【高論卓説】働き方改革で生産性向上の鍵 業務をパーツ分解し成果数値化 (2/3ページ)

 1人が1業務について、先述の3つの観点を判定しただけでは、たまたま完了した、たまたま不測の事態に直面して完了していないという状況に影響を受けることがある。1業務の判定だけでは、精度が低いということは事実だ。だからといって、より精度の高い手法が確立されるまで、何もしなかったから、仕事の成果での評価は始まらない。

 一方、業務の判定精度は低かったとしても、例えば、1人で1カ月間に30業務を行い、3つの観点で評価していくと、社員の傾向が顕著に出ることに気付く。着手していない業務が多い人、継続している業務が多い人、早期着手はするが完了しにくい人など、日常接している中で漠然と感じていたその人の仕事の仕方が、数値で表される。

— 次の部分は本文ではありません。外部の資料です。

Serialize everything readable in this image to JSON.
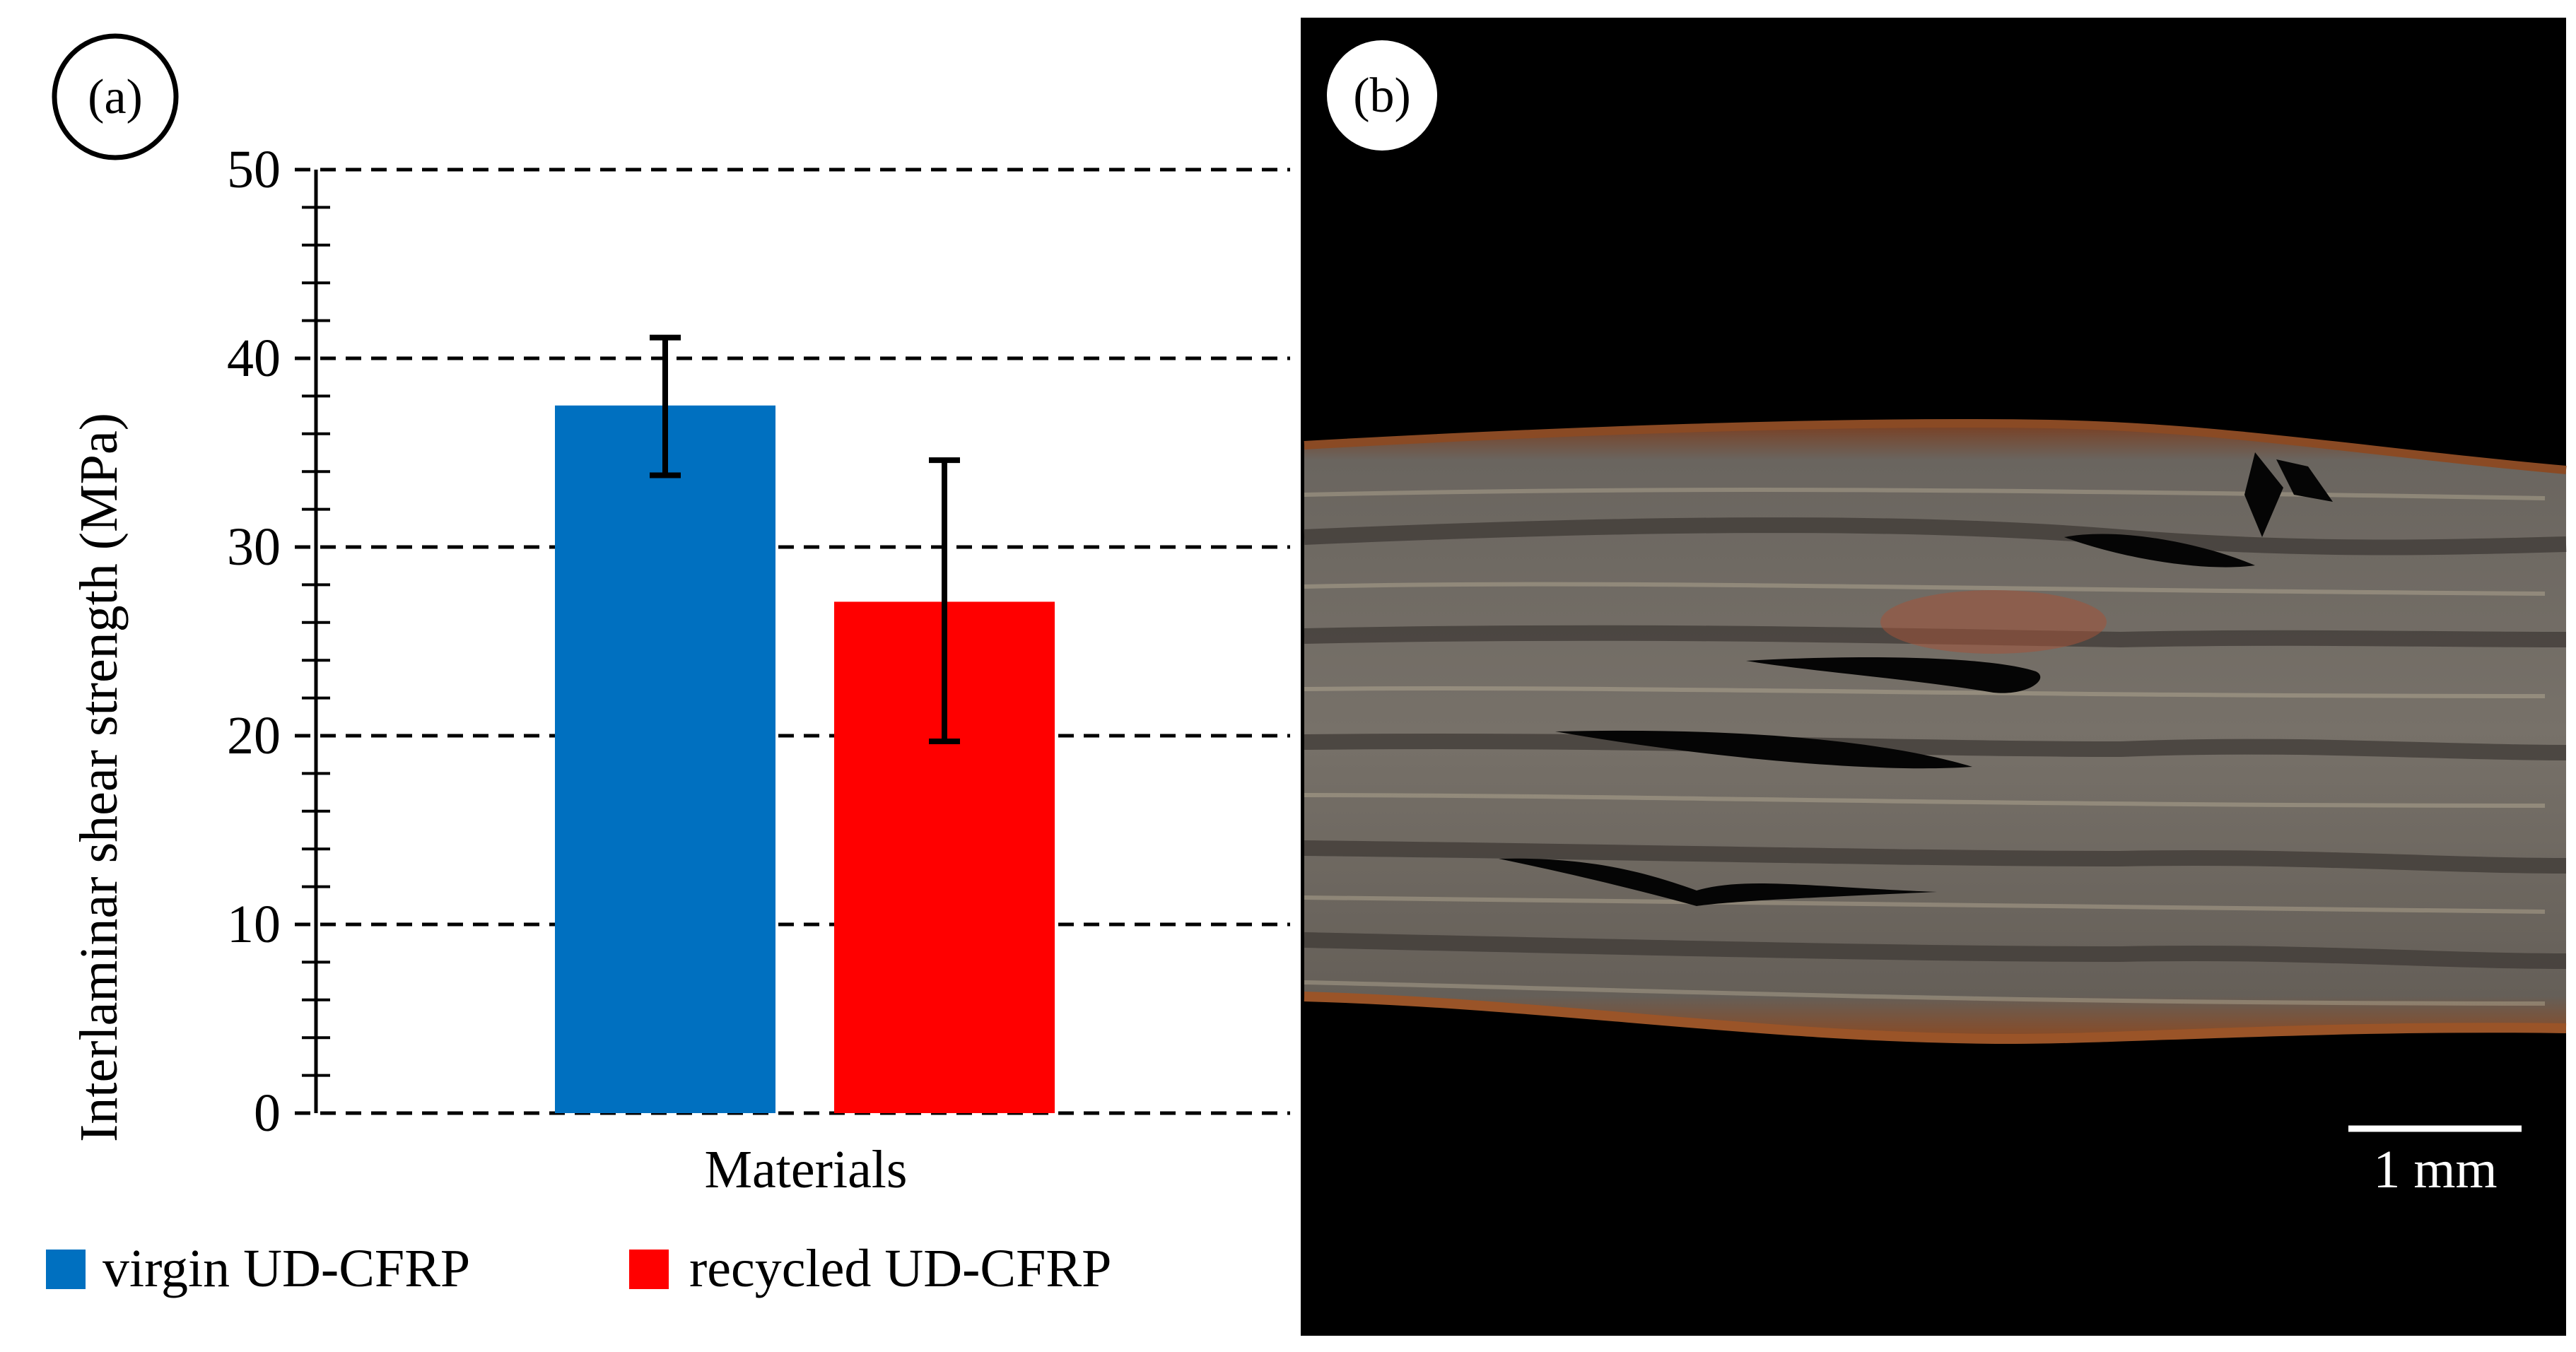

 分解したパーツ業務を判定するといっても、大きさと難易度にも差があることが普通だ。業務の大きさと難易度をきめ細かく判定しようとすればするほど、仕組みは複雑になり、評価に手間取ることになるので、お薦めは業務の大きさや難易度について、大中小の3区分のランク付けをする方法だ。

 このように申し上げると、「業務の大きさや難易度の実態を精緻(せいち)に反映しているとは思えないので、使えない」という声に接することがあるが、逆に精緻にすればするほど、評価自体に時間と労力がかかり、使えなくなって、形骸化してしまう。